What songs would go on your ‘LTROI’ playlist?

Well! It would be a shame not to include the Morrissey song ‘Let The Right One Slip In’, really – that’s the inspiration for the novel/film’s title, and there’s obviously the same morbid, luxuriant loneliness in The Smiths that there is in the book, too. So, in-keeping with that theme, ‘When I Grow Up’ by Fever Ray would be perfect: it’s the solo project of The Knife’s Karein Dreijer Anderson, and it’s an amazing song about the world from the odd, magical viewpoint of a child. For creepiness, you couldn’t go wrong with ‘Down By The Water’ by PJ Harvey, which is as sinister and unsettling as they come, and ‘Play Dead’ by Bjork, too. And then you’d need something to capture the Oskar and Eli relationship – maybe ‘There She Goes, My Beautiful World’ by Nick Cave and The Bad Seeds. Not exactly a party playlist, is it? A definite shortage of bangers there.

 

What stage adaptations of horror films would you like to see made?

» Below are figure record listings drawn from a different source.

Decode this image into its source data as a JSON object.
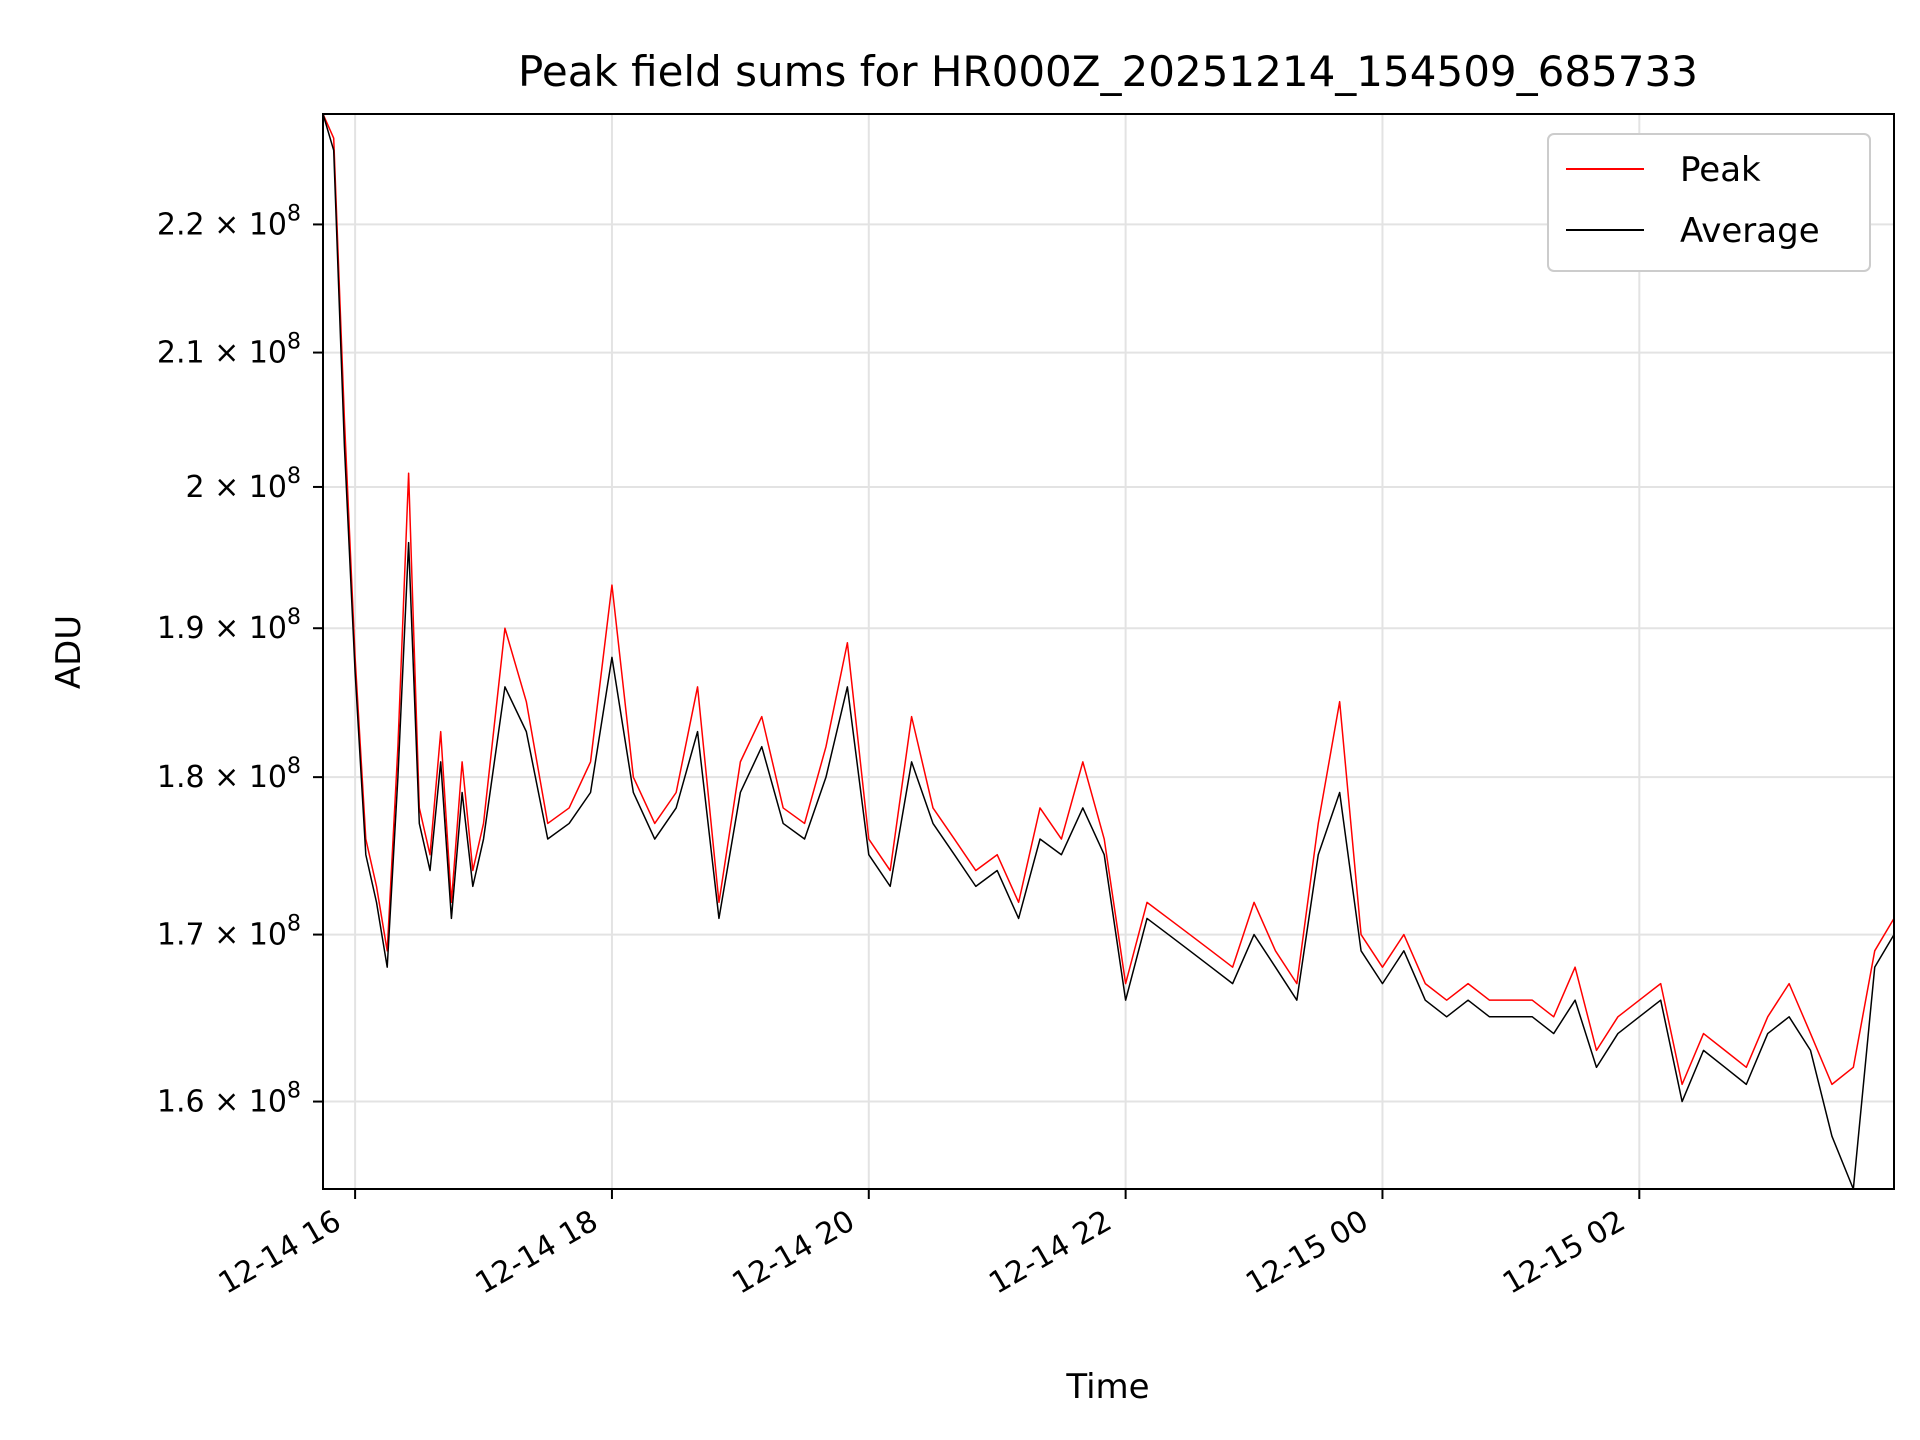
{
  "chart_data": {
    "type": "line",
    "title": "Peak field sums for HR000Z_20251214_154509_685733",
    "xlabel": "Time",
    "ylabel": "ADU",
    "x_axis": {
      "type": "time",
      "range": [
        "2025-12-14T15:45",
        "2025-12-15T03:59"
      ],
      "tick_values": [
        "2025-12-14T16:00",
        "2025-12-14T18:00",
        "2025-12-14T20:00",
        "2025-12-14T22:00",
        "2025-12-15T00:00",
        "2025-12-15T02:00"
      ],
      "tick_labels": [
        "12-14 16",
        "12-14 18",
        "12-14 20",
        "12-14 22",
        "12-15 00",
        "12-15 02"
      ]
    },
    "y_axis": {
      "scale": "log",
      "range": [
        155000000,
        229000000
      ],
      "tick_values": [
        160000000,
        170000000,
        180000000,
        190000000,
        200000000,
        210000000,
        220000000
      ],
      "tick_labels": [
        {
          "mantissa": "1.6",
          "base": "10",
          "exp": "8"
        },
        {
          "mantissa": "1.7",
          "base": "10",
          "exp": "8"
        },
        {
          "mantissa": "1.8",
          "base": "10",
          "exp": "8"
        },
        {
          "mantissa": "1.9",
          "base": "10",
          "exp": "8"
        },
        {
          "mantissa": "2",
          "base": "10",
          "exp": "8"
        },
        {
          "mantissa": "2.1",
          "base": "10",
          "exp": "8"
        },
        {
          "mantissa": "2.2",
          "base": "10",
          "exp": "8"
        }
      ]
    },
    "grid": true,
    "legend": {
      "position": "top-right",
      "entries": [
        "Peak",
        "Average"
      ]
    },
    "series": [
      {
        "name": "Peak",
        "color": "#ff0000",
        "x": [
          "2025-12-14T15:45",
          "2025-12-14T15:50",
          "2025-12-14T15:55",
          "2025-12-14T16:00",
          "2025-12-14T16:05",
          "2025-12-14T16:10",
          "2025-12-14T16:15",
          "2025-12-14T16:20",
          "2025-12-14T16:25",
          "2025-12-14T16:30",
          "2025-12-14T16:35",
          "2025-12-14T16:40",
          "2025-12-14T16:45",
          "2025-12-14T16:50",
          "2025-12-14T16:55",
          "2025-12-14T17:00",
          "2025-12-14T17:10",
          "2025-12-14T17:20",
          "2025-12-14T17:30",
          "2025-12-14T17:40",
          "2025-12-14T17:50",
          "2025-12-14T18:00",
          "2025-12-14T18:10",
          "2025-12-14T18:20",
          "2025-12-14T18:30",
          "2025-12-14T18:40",
          "2025-12-14T18:50",
          "2025-12-14T19:00",
          "2025-12-14T19:10",
          "2025-12-14T19:20",
          "2025-12-14T19:30",
          "2025-12-14T19:40",
          "2025-12-14T19:50",
          "2025-12-14T20:00",
          "2025-12-14T20:10",
          "2025-12-14T20:20",
          "2025-12-14T20:30",
          "2025-12-14T20:40",
          "2025-12-14T20:50",
          "2025-12-14T21:00",
          "2025-12-14T21:10",
          "2025-12-14T21:20",
          "2025-12-14T21:30",
          "2025-12-14T21:40",
          "2025-12-14T21:50",
          "2025-12-14T22:00",
          "2025-12-14T22:10",
          "2025-12-14T22:20",
          "2025-12-14T22:30",
          "2025-12-14T22:40",
          "2025-12-14T22:50",
          "2025-12-14T23:00",
          "2025-12-14T23:10",
          "2025-12-14T23:20",
          "2025-12-14T23:30",
          "2025-12-14T23:40",
          "2025-12-14T23:50",
          "2025-12-15T00:00",
          "2025-12-15T00:10",
          "2025-12-15T00:20",
          "2025-12-15T00:30",
          "2025-12-15T00:40",
          "2025-12-15T00:50",
          "2025-12-15T01:00",
          "2025-12-15T01:10",
          "2025-12-15T01:20",
          "2025-12-15T01:30",
          "2025-12-15T01:40",
          "2025-12-15T01:50",
          "2025-12-15T02:00",
          "2025-12-15T02:10",
          "2025-12-15T02:20",
          "2025-12-15T02:30",
          "2025-12-15T02:40",
          "2025-12-15T02:50",
          "2025-12-15T03:00",
          "2025-12-15T03:10",
          "2025-12-15T03:20",
          "2025-12-15T03:30",
          "2025-12-15T03:40",
          "2025-12-15T03:50",
          "2025-12-15T03:59"
        ],
        "y": [
          229000000,
          227000000,
          205000000,
          188000000,
          176000000,
          173000000,
          169000000,
          182000000,
          201000000,
          178000000,
          175000000,
          183000000,
          172000000,
          181000000,
          174000000,
          177000000,
          190000000,
          185000000,
          177000000,
          178000000,
          181000000,
          193000000,
          180000000,
          177000000,
          179000000,
          186000000,
          172000000,
          181000000,
          184000000,
          178000000,
          177000000,
          182000000,
          189000000,
          176000000,
          174000000,
          184000000,
          178000000,
          176000000,
          174000000,
          175000000,
          172000000,
          178000000,
          176000000,
          181000000,
          176000000,
          167000000,
          172000000,
          171000000,
          170000000,
          169000000,
          168000000,
          172000000,
          169000000,
          167000000,
          177000000,
          185000000,
          170000000,
          168000000,
          170000000,
          167000000,
          166000000,
          167000000,
          166000000,
          166000000,
          166000000,
          165000000,
          168000000,
          163000000,
          165000000,
          166000000,
          167000000,
          161000000,
          164000000,
          163000000,
          162000000,
          165000000,
          167000000,
          164000000,
          161000000,
          162000000,
          169000000,
          171000000
        ]
      },
      {
        "name": "Average",
        "color": "#000000",
        "x": [
          "2025-12-14T15:45",
          "2025-12-14T15:50",
          "2025-12-14T15:55",
          "2025-12-14T16:00",
          "2025-12-14T16:05",
          "2025-12-14T16:10",
          "2025-12-14T16:15",
          "2025-12-14T16:20",
          "2025-12-14T16:25",
          "2025-12-14T16:30",
          "2025-12-14T16:35",
          "2025-12-14T16:40",
          "2025-12-14T16:45",
          "2025-12-14T16:50",
          "2025-12-14T16:55",
          "2025-12-14T17:00",
          "2025-12-14T17:10",
          "2025-12-14T17:20",
          "2025-12-14T17:30",
          "2025-12-14T17:40",
          "2025-12-14T17:50",
          "2025-12-14T18:00",
          "2025-12-14T18:10",
          "2025-12-14T18:20",
          "2025-12-14T18:30",
          "2025-12-14T18:40",
          "2025-12-14T18:50",
          "2025-12-14T19:00",
          "2025-12-14T19:10",
          "2025-12-14T19:20",
          "2025-12-14T19:30",
          "2025-12-14T19:40",
          "2025-12-14T19:50",
          "2025-12-14T20:00",
          "2025-12-14T20:10",
          "2025-12-14T20:20",
          "2025-12-14T20:30",
          "2025-12-14T20:40",
          "2025-12-14T20:50",
          "2025-12-14T21:00",
          "2025-12-14T21:10",
          "2025-12-14T21:20",
          "2025-12-14T21:30",
          "2025-12-14T21:40",
          "2025-12-14T21:50",
          "2025-12-14T22:00",
          "2025-12-14T22:10",
          "2025-12-14T22:20",
          "2025-12-14T22:30",
          "2025-12-14T22:40",
          "2025-12-14T22:50",
          "2025-12-14T23:00",
          "2025-12-14T23:10",
          "2025-12-14T23:20",
          "2025-12-14T23:30",
          "2025-12-14T23:40",
          "2025-12-14T23:50",
          "2025-12-15T00:00",
          "2025-12-15T00:10",
          "2025-12-15T00:20",
          "2025-12-15T00:30",
          "2025-12-15T00:40",
          "2025-12-15T00:50",
          "2025-12-15T01:00",
          "2025-12-15T01:10",
          "2025-12-15T01:20",
          "2025-12-15T01:30",
          "2025-12-15T01:40",
          "2025-12-15T01:50",
          "2025-12-15T02:00",
          "2025-12-15T02:10",
          "2025-12-15T02:20",
          "2025-12-15T02:30",
          "2025-12-15T02:40",
          "2025-12-15T02:50",
          "2025-12-15T03:00",
          "2025-12-15T03:10",
          "2025-12-15T03:20",
          "2025-12-15T03:30",
          "2025-12-15T03:40",
          "2025-12-15T03:50",
          "2025-12-15T03:59"
        ],
        "y": [
          229000000,
          226000000,
          203000000,
          187000000,
          175000000,
          172000000,
          168000000,
          180000000,
          196000000,
          177000000,
          174000000,
          181000000,
          171000000,
          179000000,
          173000000,
          176000000,
          186000000,
          183000000,
          176000000,
          177000000,
          179000000,
          188000000,
          179000000,
          176000000,
          178000000,
          183000000,
          171000000,
          179000000,
          182000000,
          177000000,
          176000000,
          180000000,
          186000000,
          175000000,
          173000000,
          181000000,
          177000000,
          175000000,
          173000000,
          174000000,
          171000000,
          176000000,
          175000000,
          178000000,
          175000000,
          166000000,
          171000000,
          170000000,
          169000000,
          168000000,
          167000000,
          170000000,
          168000000,
          166000000,
          175000000,
          179000000,
          169000000,
          167000000,
          169000000,
          166000000,
          165000000,
          166000000,
          165000000,
          165000000,
          165000000,
          164000000,
          166000000,
          162000000,
          164000000,
          165000000,
          166000000,
          160000000,
          163000000,
          162000000,
          161000000,
          164000000,
          165000000,
          163000000,
          158000000,
          155000000,
          168000000,
          170000000
        ]
      }
    ]
  }
}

There’s plans in the US to make a stage version of ‘The Shining’, which should be interesting if nothing else, although I’m not too sure how that will translate to the stage – I pity the poor sod who’s responsible for building the topiary maze. And although it’s currently being turned into a TV series in the US, I think ‘Rosemary’s Baby’ would be brilliant onstage: a story that’s genuinely scary, but the terrors of which mostly reside in your own mind and imagination.

 

Best stage to film adaptation?

‘A Streetcar Named Desire’ with Vivian Leigh and Marlon Brando is a classic, obviously, so that’d probably be top of my list. And it’d be closely followed by ‘Glengarry Glen Ross’ – originally a David Mamet play about loose morals in a real estate office in corporate America, brought to life by Kevin Spacey, Al Pacino and one of the best cameos ever from Alec Baldwin – and ‘Disco Pigs’, an Irish film about an unhealthy, destructive friendship which was one of Cillian Murphy’s first standout performances. It’s hard not to love anything which brought Cillian Murphy to the world’s attention.

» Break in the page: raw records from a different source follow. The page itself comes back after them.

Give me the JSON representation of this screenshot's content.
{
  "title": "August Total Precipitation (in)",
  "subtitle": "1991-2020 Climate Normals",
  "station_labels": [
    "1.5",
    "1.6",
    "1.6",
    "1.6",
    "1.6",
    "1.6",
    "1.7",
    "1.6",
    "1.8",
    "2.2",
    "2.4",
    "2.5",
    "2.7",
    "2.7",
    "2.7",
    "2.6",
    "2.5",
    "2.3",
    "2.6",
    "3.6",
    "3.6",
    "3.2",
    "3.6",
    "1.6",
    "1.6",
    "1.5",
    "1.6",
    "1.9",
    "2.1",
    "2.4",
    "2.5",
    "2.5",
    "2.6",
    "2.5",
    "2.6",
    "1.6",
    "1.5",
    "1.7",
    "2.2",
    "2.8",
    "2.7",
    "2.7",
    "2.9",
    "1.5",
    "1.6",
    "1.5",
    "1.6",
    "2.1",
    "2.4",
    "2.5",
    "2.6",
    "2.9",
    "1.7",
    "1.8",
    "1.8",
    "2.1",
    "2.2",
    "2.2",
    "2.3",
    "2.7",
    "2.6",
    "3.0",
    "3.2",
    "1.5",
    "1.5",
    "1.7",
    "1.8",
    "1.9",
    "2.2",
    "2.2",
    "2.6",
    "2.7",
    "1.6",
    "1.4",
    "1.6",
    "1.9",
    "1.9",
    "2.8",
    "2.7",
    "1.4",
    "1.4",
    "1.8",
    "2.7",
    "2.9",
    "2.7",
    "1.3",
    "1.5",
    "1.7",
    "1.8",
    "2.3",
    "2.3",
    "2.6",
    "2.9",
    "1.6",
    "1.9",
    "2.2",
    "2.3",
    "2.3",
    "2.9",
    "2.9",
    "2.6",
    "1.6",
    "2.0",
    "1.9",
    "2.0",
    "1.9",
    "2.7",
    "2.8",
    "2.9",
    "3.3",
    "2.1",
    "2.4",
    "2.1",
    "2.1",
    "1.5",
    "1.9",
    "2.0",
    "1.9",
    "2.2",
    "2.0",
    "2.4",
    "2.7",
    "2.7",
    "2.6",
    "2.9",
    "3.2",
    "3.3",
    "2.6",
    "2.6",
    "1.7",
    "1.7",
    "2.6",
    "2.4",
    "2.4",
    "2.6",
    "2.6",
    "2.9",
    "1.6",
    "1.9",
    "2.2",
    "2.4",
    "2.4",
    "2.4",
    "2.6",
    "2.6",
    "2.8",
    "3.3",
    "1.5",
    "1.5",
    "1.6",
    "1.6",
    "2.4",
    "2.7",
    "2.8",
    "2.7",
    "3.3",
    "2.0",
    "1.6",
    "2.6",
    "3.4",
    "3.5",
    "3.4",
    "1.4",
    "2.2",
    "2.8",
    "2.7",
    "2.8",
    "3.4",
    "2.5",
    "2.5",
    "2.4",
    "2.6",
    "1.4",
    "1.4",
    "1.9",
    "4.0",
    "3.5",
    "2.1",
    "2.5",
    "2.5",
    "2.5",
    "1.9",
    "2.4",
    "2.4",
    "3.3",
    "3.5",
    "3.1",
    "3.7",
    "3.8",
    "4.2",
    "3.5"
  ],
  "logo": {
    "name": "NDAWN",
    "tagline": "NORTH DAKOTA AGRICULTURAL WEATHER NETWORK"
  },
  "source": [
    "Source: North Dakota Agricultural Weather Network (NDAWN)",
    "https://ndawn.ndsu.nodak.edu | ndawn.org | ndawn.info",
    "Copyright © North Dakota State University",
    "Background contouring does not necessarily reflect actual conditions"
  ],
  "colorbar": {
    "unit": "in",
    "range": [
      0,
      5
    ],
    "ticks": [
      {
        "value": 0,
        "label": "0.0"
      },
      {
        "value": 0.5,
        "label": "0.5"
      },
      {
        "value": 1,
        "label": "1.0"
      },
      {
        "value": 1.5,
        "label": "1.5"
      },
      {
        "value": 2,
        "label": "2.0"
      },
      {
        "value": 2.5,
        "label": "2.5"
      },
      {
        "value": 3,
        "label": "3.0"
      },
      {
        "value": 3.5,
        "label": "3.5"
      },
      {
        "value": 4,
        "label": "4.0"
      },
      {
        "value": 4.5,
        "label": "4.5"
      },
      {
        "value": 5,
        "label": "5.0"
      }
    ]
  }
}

You’re throwing a dinner party and you only have room for one more guest. Out of these you need to ‘Let The Right One In’ – who’s it going to be?

Werner Herzog, Mary Shelley, Morrissey, Danny Dyer or Lena Dunham?

Ha! It’s highly unlikely that any dinner party I threw would only have room for one more guest – believe me, there’d be lots of empty seats still available. I’m not sure I could whip up a menu that would be to Morrissey’s tastes, and Lena Dunham would have to be a no, too, because there’d only be room for one hapless, socially awkward 20-something at the table. I’m not sure it’d be a nawty enough evening for Danny Dyer, either, so it’s a toss-up between Werner and Mary… given the latter’s been dead for over 150 years, I’ll choose her. She’d probably enjoy a good night out, all things considered.